In Green v. Champion Insurance Company, the court outlined a set of factors to be considered when determining whether several related entities constitute a single business enterprise:
1. companies with substantial identity of ownership or ownership sufficient to give actual working control;
2. common directors, officers or members;
3. unified administrative control of entities with similar business functions;
4. directors and officers of one entity act independently in the interest of that entity;
5. one entity financing another entity;
6. inadequate capitalization;
7. one entity causing the incorporation or organization of another affiliated entity;
8. one entity paying the salaries and other expenses or losses of another entity;
9. receiving no business other than that given to it by its affiliated entities;
10. one entity using the property of another entity as its own;
11. noncompliance with corporate formalities;
12. common employees;
13. services rendered by the employees of one entity on behalf of another entity;
14. common offices;
15. centralized accounting;
16. undocumented transfers of funds between entities;
17. unclear allocation of profits and losses between entities; and
18. excessive fragmentation of a single enterprise into separate entities.
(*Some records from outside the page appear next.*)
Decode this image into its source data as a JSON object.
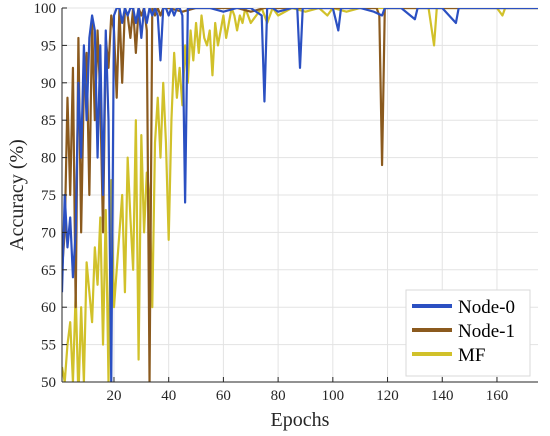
{
  "chart_data": {
    "type": "line",
    "xlabel": "Epochs",
    "ylabel": "Accuracy (%)",
    "xlim": [
      1,
      175
    ],
    "ylim": [
      50,
      100
    ],
    "xticks": [
      20,
      40,
      60,
      80,
      100,
      120,
      140,
      160
    ],
    "yticks": [
      50,
      55,
      60,
      65,
      70,
      75,
      80,
      85,
      90,
      95,
      100
    ],
    "grid": true,
    "legend_position": "bottom-right",
    "series": [
      {
        "name": "Node-0",
        "color": "#2b50c2",
        "points": [
          [
            1,
            62
          ],
          [
            2,
            75
          ],
          [
            3,
            68
          ],
          [
            4,
            72
          ],
          [
            5,
            64
          ],
          [
            6,
            70
          ],
          [
            7,
            90
          ],
          [
            8,
            80
          ],
          [
            9,
            95
          ],
          [
            10,
            85
          ],
          [
            11,
            96
          ],
          [
            12,
            99
          ],
          [
            13,
            97
          ],
          [
            14,
            80
          ],
          [
            15,
            95
          ],
          [
            16,
            75
          ],
          [
            17,
            97
          ],
          [
            18,
            85
          ],
          [
            19,
            50
          ],
          [
            20,
            99
          ],
          [
            21,
            100
          ],
          [
            22,
            100
          ],
          [
            23,
            98
          ],
          [
            24,
            100
          ],
          [
            25,
            99
          ],
          [
            26,
            100
          ],
          [
            27,
            100
          ],
          [
            28,
            98
          ],
          [
            29,
            100
          ],
          [
            30,
            96
          ],
          [
            31,
            100
          ],
          [
            32,
            98
          ],
          [
            33,
            100
          ],
          [
            34,
            99
          ],
          [
            35,
            100
          ],
          [
            36,
            99
          ],
          [
            37,
            93
          ],
          [
            38,
            100
          ],
          [
            39,
            100
          ],
          [
            40,
            99
          ],
          [
            41,
            100
          ],
          [
            42,
            99
          ],
          [
            43,
            100
          ],
          [
            44,
            100
          ],
          [
            45,
            99
          ],
          [
            46,
            74
          ],
          [
            47,
            100
          ],
          [
            48,
            100
          ],
          [
            49,
            100
          ],
          [
            50,
            100
          ],
          [
            55,
            100
          ],
          [
            60,
            99.5
          ],
          [
            65,
            100
          ],
          [
            70,
            100
          ],
          [
            74,
            99
          ],
          [
            75,
            87.5
          ],
          [
            76,
            100
          ],
          [
            78,
            100
          ],
          [
            80,
            99.5
          ],
          [
            85,
            100
          ],
          [
            87,
            100
          ],
          [
            88,
            92
          ],
          [
            89,
            100
          ],
          [
            95,
            100
          ],
          [
            100,
            100
          ],
          [
            102,
            97
          ],
          [
            103,
            100
          ],
          [
            110,
            100
          ],
          [
            115,
            99.5
          ],
          [
            118,
            99
          ],
          [
            119,
            100
          ],
          [
            125,
            100
          ],
          [
            130,
            98.5
          ],
          [
            131,
            100
          ],
          [
            140,
            100
          ],
          [
            145,
            98
          ],
          [
            146,
            100
          ],
          [
            150,
            100
          ],
          [
            160,
            100
          ],
          [
            175,
            100
          ]
        ]
      },
      {
        "name": "Node-1",
        "color": "#8b5a1e",
        "points": [
          [
            1,
            65
          ],
          [
            2,
            70
          ],
          [
            3,
            88
          ],
          [
            4,
            75
          ],
          [
            5,
            92
          ],
          [
            6,
            60
          ],
          [
            7,
            96
          ],
          [
            8,
            70
          ],
          [
            9,
            90
          ],
          [
            10,
            94
          ],
          [
            11,
            75
          ],
          [
            12,
            98
          ],
          [
            13,
            85
          ],
          [
            14,
            97
          ],
          [
            15,
            88
          ],
          [
            16,
            70
          ],
          [
            17,
            96
          ],
          [
            18,
            92
          ],
          [
            19,
            99
          ],
          [
            20,
            97
          ],
          [
            21,
            88
          ],
          [
            22,
            100
          ],
          [
            23,
            90
          ],
          [
            24,
            100
          ],
          [
            25,
            99
          ],
          [
            26,
            96
          ],
          [
            27,
            100
          ],
          [
            28,
            94
          ],
          [
            29,
            100
          ],
          [
            30,
            99
          ],
          [
            31,
            100
          ],
          [
            32,
            97
          ],
          [
            33,
            50
          ],
          [
            34,
            100
          ],
          [
            35,
            99
          ],
          [
            36,
            100
          ],
          [
            37,
            99
          ],
          [
            38,
            100
          ],
          [
            40,
            100
          ],
          [
            45,
            99.5
          ],
          [
            50,
            100
          ],
          [
            55,
            100
          ],
          [
            60,
            100
          ],
          [
            65,
            100
          ],
          [
            70,
            99.5
          ],
          [
            75,
            100
          ],
          [
            80,
            100
          ],
          [
            90,
            100
          ],
          [
            100,
            100
          ],
          [
            110,
            100
          ],
          [
            116,
            100
          ],
          [
            117,
            99
          ],
          [
            118,
            79
          ],
          [
            119,
            100
          ],
          [
            120,
            100
          ],
          [
            130,
            100
          ],
          [
            140,
            100
          ],
          [
            150,
            100
          ],
          [
            160,
            100
          ],
          [
            175,
            100
          ]
        ]
      },
      {
        "name": "MF",
        "color": "#d1c12a",
        "points": [
          [
            1,
            52
          ],
          [
            2,
            50
          ],
          [
            3,
            55
          ],
          [
            4,
            58
          ],
          [
            5,
            50
          ],
          [
            6,
            62
          ],
          [
            7,
            48
          ],
          [
            8,
            60
          ],
          [
            9,
            50
          ],
          [
            10,
            66
          ],
          [
            11,
            62
          ],
          [
            12,
            58
          ],
          [
            13,
            68
          ],
          [
            14,
            63
          ],
          [
            15,
            72
          ],
          [
            16,
            55
          ],
          [
            17,
            73
          ],
          [
            18,
            50
          ],
          [
            19,
            77
          ],
          [
            20,
            60
          ],
          [
            21,
            65
          ],
          [
            22,
            70
          ],
          [
            23,
            75
          ],
          [
            24,
            62
          ],
          [
            25,
            80
          ],
          [
            26,
            72
          ],
          [
            27,
            65
          ],
          [
            28,
            85
          ],
          [
            29,
            53
          ],
          [
            30,
            83
          ],
          [
            31,
            70
          ],
          [
            32,
            78
          ],
          [
            33,
            75
          ],
          [
            34,
            60
          ],
          [
            35,
            82
          ],
          [
            36,
            88
          ],
          [
            37,
            80
          ],
          [
            38,
            90
          ],
          [
            39,
            82
          ],
          [
            40,
            69
          ],
          [
            41,
            85
          ],
          [
            42,
            94
          ],
          [
            43,
            88
          ],
          [
            44,
            92
          ],
          [
            45,
            87
          ],
          [
            46,
            95
          ],
          [
            47,
            90
          ],
          [
            48,
            97
          ],
          [
            49,
            93
          ],
          [
            50,
            98
          ],
          [
            51,
            94
          ],
          [
            52,
            99
          ],
          [
            53,
            96
          ],
          [
            54,
            95
          ],
          [
            55,
            97
          ],
          [
            56,
            91
          ],
          [
            57,
            98
          ],
          [
            58,
            95
          ],
          [
            59,
            97
          ],
          [
            60,
            99
          ],
          [
            61,
            96
          ],
          [
            62,
            98
          ],
          [
            63,
            100
          ],
          [
            64,
            99
          ],
          [
            65,
            97
          ],
          [
            66,
            99
          ],
          [
            67,
            98
          ],
          [
            68,
            100
          ],
          [
            69,
            99
          ],
          [
            70,
            98
          ],
          [
            72,
            99
          ],
          [
            74,
            100
          ],
          [
            76,
            98
          ],
          [
            78,
            100
          ],
          [
            80,
            99
          ],
          [
            85,
            100
          ],
          [
            90,
            99.5
          ],
          [
            95,
            100
          ],
          [
            98,
            99
          ],
          [
            100,
            100
          ],
          [
            105,
            99.5
          ],
          [
            110,
            100
          ],
          [
            115,
            100
          ],
          [
            120,
            100
          ],
          [
            125,
            100
          ],
          [
            130,
            100
          ],
          [
            135,
            100
          ],
          [
            137,
            95
          ],
          [
            138,
            100
          ],
          [
            140,
            100
          ],
          [
            150,
            100
          ],
          [
            160,
            100
          ],
          [
            162,
            99
          ],
          [
            163,
            100
          ],
          [
            170,
            100
          ],
          [
            175,
            100
          ]
        ]
      }
    ]
  }
}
The court in Green ruled that several related insurance companies could be held liable for the debts and obligations of the others because the entities were operated as a single business enterprise. The facts the court found important were:
1. The same family members were the controlling shareholders of all of the corporations;
2. Two of the shareholders “dominated the affairs of all of the corporations”;
3. The corporations entered into some transactions without economic justification and solely for the benefit of another related entity;
4. There was “a tremendous amount of intercompany debt due to the lack of adequate initial capitalization”;
5. The entities were financed primarily through intercompany debt;
6. The income of the companies was largely dependent on collecting receivables from the other entities;
7. There were common employees and at least one entity had no employees;
8. Some employees received salaries from more than one entity;
9. Almost all of the business of the entities was given to them by the other entities;
10. Some employees were compensated by more than one member of the group;
11. Substantial intercompany debt;
12. Corporate formalities were not observed;
13. Centralized offices for the entities; and,
14. Transactions among the entities were not properly reflected in the accounting records.
All of the entities in Green were liable for the debts and obligations because the court found that the entities “were not operated as separate entities,” but rather “functioned as a single economic entity despite the internal compartmentalization of ownership and operation by means of separate incorporation.” An important point to note about the factors from Green is that fraud is not identified as a requirement. Simply operating the entities as one economic unit could be sufficient for the courts to impose liability on all the entities.
The lesson for a small business owner is similar to the lesson learned from understanding the “alter ego/veil piercing” theory (see my previous blog post: “Why an LLC won’t protect your personal assets (and how to actually protect those assets)”). While some overlap among related entities is acceptable and obviously efficient, maintaining the distinction among them as truly separate entities is critical to protecting the assets and interests held by the entities. In order to accomplish the ultimate purpose of the corporate structure, keep their dealings separate and treat them as separate companies in all respects.